The public will be allowed to view Camomot’s remains from 5 p.m. on Wednesday to 4 p.m. on Thursday.
Palma will preside over the 4 p.m. Mass at Domus Teofilo on Thursday before Camomot’s remains will be interred in his new tomb.
Since the tomb is only covered by a glass on its top, the casket will be seen by anyone who will visit the museum.
Balili called on the public to maintain an orderly and peaceful viewing of Camomot’s remains.
He said taking of photographs is discouraged.
“Just pray there,” Balili said.
The Vatican’s Congregation for the Causes of Saints has approved the diocesan process for the cause of sainthood of Camomot last November 2017.
Camomot was known for his extreme generosity and love for the poor.
The diocesan process includes gathering of documents and writings of Camomot and testimonies of witnesses, who had personal encounters with the archbishop.
The next part would be the preparation of the Positio which would summarize the life and virtues of Camomot.
Balili said the Positio includes the biography of Camomot, the testimonies of witnesses and explanation why the late archbishop should be declared a saint of the Catholic Church.
When the Positio is finished, it will be submitted to the Congregation for the Causes of Saints in Rome. It will be studied by theologians and then passed to the cardinal members of the congregation who in turn will vote.
Their votes will determines whether the cause will continue or end. If the vote is affirmative, the recommendation of a Decree of Heroic Virtues is sent to the Pope.
Camomot will be called “venerable” once the candidate’s heroic virtues have been recognized by the Pope.
“From there, we wait for one miracle so that he will become a blessed.

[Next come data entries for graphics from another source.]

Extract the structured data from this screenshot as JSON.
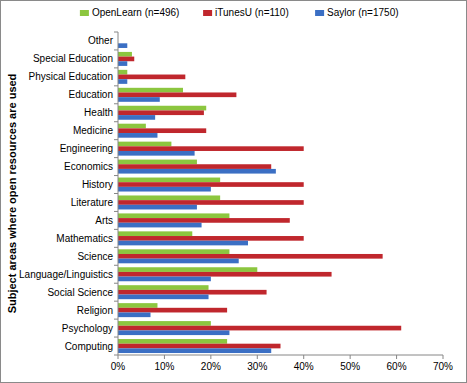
{
  "chart_data": {
    "type": "bar",
    "orientation": "horizontal",
    "y_label": "Subject areas where open resources are used",
    "categories": [
      "Other",
      "Special Education",
      "Physical Education",
      "Education",
      "Health",
      "Medicine",
      "Engineering",
      "Economics",
      "History",
      "Literature",
      "Arts",
      "Mathematics",
      "Science",
      "Language/Linguistics",
      "Social Science",
      "Religion",
      "Psychology",
      "Computing"
    ],
    "series": [
      {
        "name": "OpenLearn (n=496)",
        "color": "#8cc63f",
        "values": [
          0,
          3,
          2,
          14,
          19,
          6,
          11.5,
          17,
          22,
          22,
          24,
          16,
          24,
          30,
          19.5,
          8.5,
          20,
          23.5
        ]
      },
      {
        "name": "iTunesU (n=110)",
        "color": "#c0272d",
        "values": [
          0,
          3.5,
          14.5,
          25.5,
          18.5,
          19,
          40,
          33,
          40,
          40,
          37,
          40,
          57,
          46,
          32,
          23.5,
          61,
          35
        ]
      },
      {
        "name": "Saylor (n=1750)",
        "color": "#3b6fc4",
        "values": [
          2,
          2,
          2,
          9,
          8,
          8.5,
          16.5,
          34,
          20,
          17,
          18,
          28,
          26,
          20,
          19.5,
          7,
          24,
          33
        ]
      }
    ],
    "xlim": [
      0,
      70
    ],
    "xticks": [
      {
        "value": 0,
        "label": "0%"
      },
      {
        "value": 10,
        "label": "10%"
      },
      {
        "value": 20,
        "label": "20%"
      },
      {
        "value": 30,
        "label": "30%"
      },
      {
        "value": 40,
        "label": "40%"
      },
      {
        "value": 50,
        "label": "50%"
      },
      {
        "value": 60,
        "label": "60%"
      },
      {
        "value": 70,
        "label": "70%"
      }
    ],
    "grid": false,
    "legend": "top"
  }
}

And once he becomes a blessed, we will wait for another miracle to become a saint,” Balili said.
Camomot, fondly known as Monsignor Lolong, was known for his exceptional love for the poor.
The Carcar City native pawned his episcopal ring and pectoral cross (the large crucifix worn by bishops) and gave the proceeds to the poor.

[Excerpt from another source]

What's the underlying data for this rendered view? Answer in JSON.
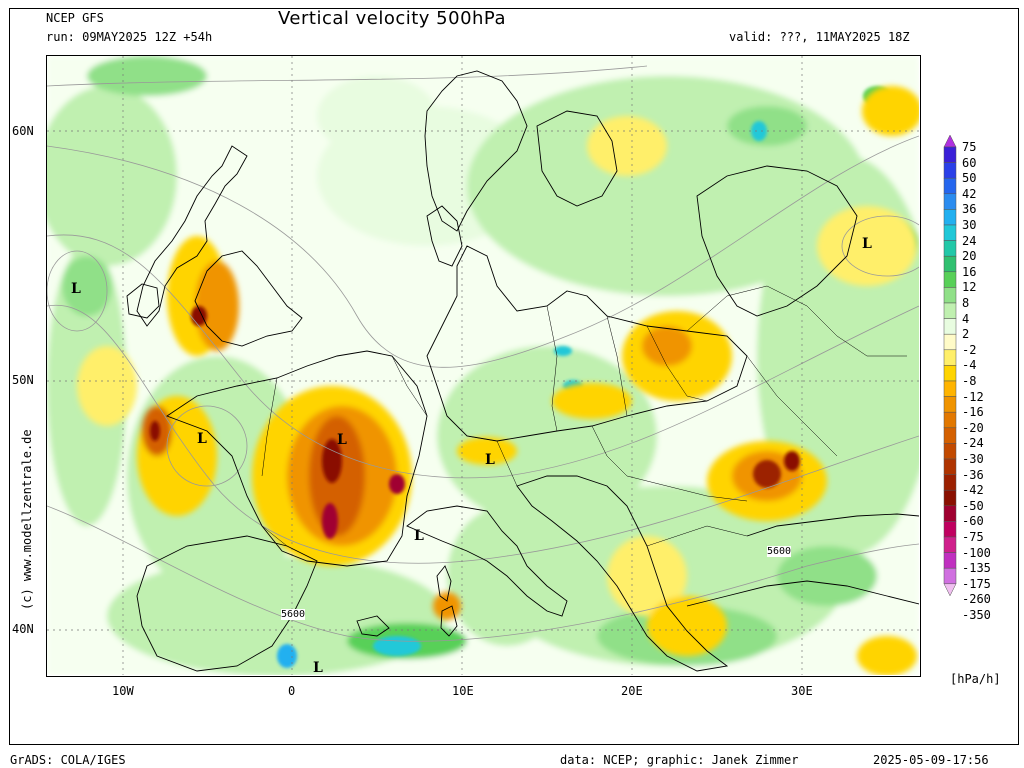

The archbishop would also give away whatever he had to the needy.
Camomot died in a vehicular accident in San Fernando town on Sept. 27, 1988.
He was 74.
The Archdiocese of Cebu ruled that the heroic virtues demonstrated by Archbishop Camomot are worthy of sainthood.
If his cause for sainthood will be approved by the Pope, Camomot will become the Philippines’ third saint next to San Lorenzo Ruiz de Manila and San Pedro Calungsod.